Opioids are powerful painkillers that act on the brain, but they have a range of harmful side effects including addiction. Researchers have developed a tool that gives deeper insights into the brain's response to opioids. Using mass spectrometry, they determined changes of proteins' phosphorylation patterns - the molecular switches of proteins - in five different regions of the brain and assigned them to the desired and the undesired effects of opioid treatment. Their results, which are published in the journal Science, will lead the way for identification of novel drug targets and design of a new class of painkillers with fewer side effects.

Researchers use mass spectrometry - a method that determines the identity and quantity of proteins in a sample - to describe phosphorylation patterns of thousands of proteins in many organ specimens, a term coined as phosphoproteomics. In the recent study, they analyzed the activation of signaling pathways in different regions of the brain, responding to opioid-like drugs. To achieve this goal, the researchers used a recently developed method named EasyPhos.

To understand how drugs like opioids work, researchers must know their influence on the brain. "With phosphoproteomics, we can analyze more than 50,000 phosphorylation sites at once and get a snapshot of all pathways that are active in the brain samples during that time. We found more than 1,000 changes after exposure to an opioid-like drug, showing a global effect of these drugs on signaling in the brain," says the lead author of the study. Previous methods could not capture protein phosphorylations at a comparable scale and missed many important signaling pathways that were switched on or off.

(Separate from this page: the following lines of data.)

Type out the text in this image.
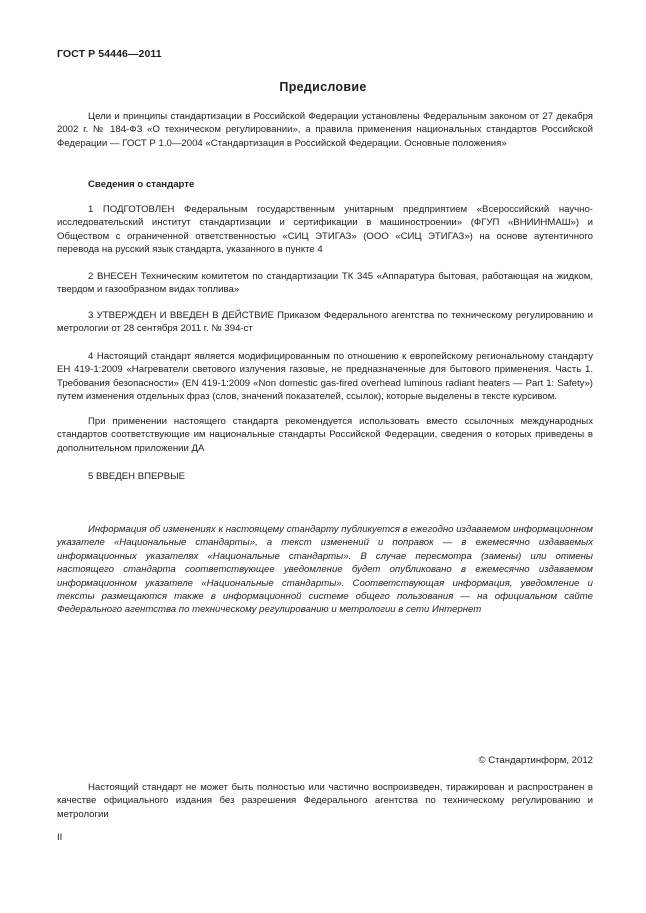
ГОСТ Р 54446—2011
Предисловие
Цели и принципы стандартизации в Российской Федерации установлены Федеральным законом от 27 декабря 2002 г. № 184-ФЗ «О техническом регулировании», а правила применения национальных стандартов Российской Федерации — ГОСТ Р 1.0—2004 «Стандартизация в Российской Федерации. Основные положения»
Сведения о стандарте
1 ПОДГОТОВЛЕН Федеральным государственным унитарным предприятием «Всероссийский научно-исследовательский институт стандартизации и сертификации в машиностроении» (ФГУП «ВНИИНМАШ») и Обществом с ограниченной ответственностью «СИЦ ЭТИГАЗ» (ООО «СИЦ ЭТИГАЗ») на основе аутентичного перевода на русский язык стандарта, указанного в пункте 4
2 ВНЕСЕН Техническим комитетом по стандартизации ТК 345 «Аппаратура бытовая, работающая на жидком, твердом и газообразном видах топлива»
3 УТВЕРЖДЕН И ВВЕДЕН В ДЕЙСТВИЕ Приказом Федерального агентства по техническому регулированию и метрологии от 28 сентября 2011 г. № 394-ст
4 Настоящий стандарт является модифицированным по отношению к европейскому региональному стандарту ЕН 419-1:2009 «Нагреватели светового излучения газовые, не предназначенные для бытового применения. Часть 1. Требования безопасности» (EN 419-1:2009 «Non domestic gas-fired overhead luminous radiant heaters — Part 1: Safety») путем изменения отдельных фраз (слов, значений показателей, ссылок), которые выделены в тексте курсивом.
При применении настоящего стандарта рекомендуется использовать вместо ссылочных международных стандартов соответствующие им национальные стандарты Российской Федерации, сведения о которых приведены в дополнительном приложении ДА
5 ВВЕДЕН ВПЕРВЫЕ
Информация об изменениях к настоящему стандарту публикуется в ежегодно издаваемом информационном указателе «Национальные стандарты», а текст изменений и поправок — в ежемесячно издаваемых информационных указателях «Национальные стандарты». В случае пересмотра (замены) или отмены настоящего стандарта соответствующее уведомление будет опубликовано в ежемесячно издаваемом информационном указателе «Национальные стандарты». Соответствующая информация, уведомление и тексты размещаются также в информационной системе общего пользования — на официальном сайте Федерального агентства по техническому регулированию и метрологии в сети Интернет
© Стандартинформ, 2012
Настоящий стандарт не может быть полностью или частично воспроизведен, тиражирован и распространен в качестве официального издания без разрешения Федерального агентства по техническому регулированию и метрологии
II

Authors observed strong regional specificity of KOR signaling attributable to differences in protein-protein interaction networks, neuronal contacts, and the different tissues in neuronal circuitries. Agonists with distinct signaling profiles elicited differential dynamic phosphorylation of synaptic proteins, thereby linking GPCR signaling to the modulation of brain functions.
 
The most prominent changes occurred on synaptic proteins associated with dopaminergic, glutamatergic, and γ-aminobutyric acid–mediated (GABAergic) signaling and synaptic vesicle release. The large-scale dephosphorylation of synaptic proteins in the striatum after 5 min of agonist stimulation was partially blocked by protein phosphatase 2A (PP2A) inhibitors, underscoring the involvement of PP2A in KOR-mediated synaptic functions.
 
Pathway analysis revealed enrichment of mTOR (mechanistic target of rapamycin) signaling by agonists associated with aversion. Strikingly, mTOR inhibition during KOR activation abolished aversion while preserving therapeutic antinociceptive and anticonvulsant effects.
 
The group performed behavior experiments using two drugs and found that they have similar analgesic effects, but very different levels of side effects. Brains of animals treated with the two drugs were analyzed by MPIB for phosphoproteomic differences, which were found to belong to a few signaling pathways. Inhibition of one of the identified pathways greatly reduced some of the side effects.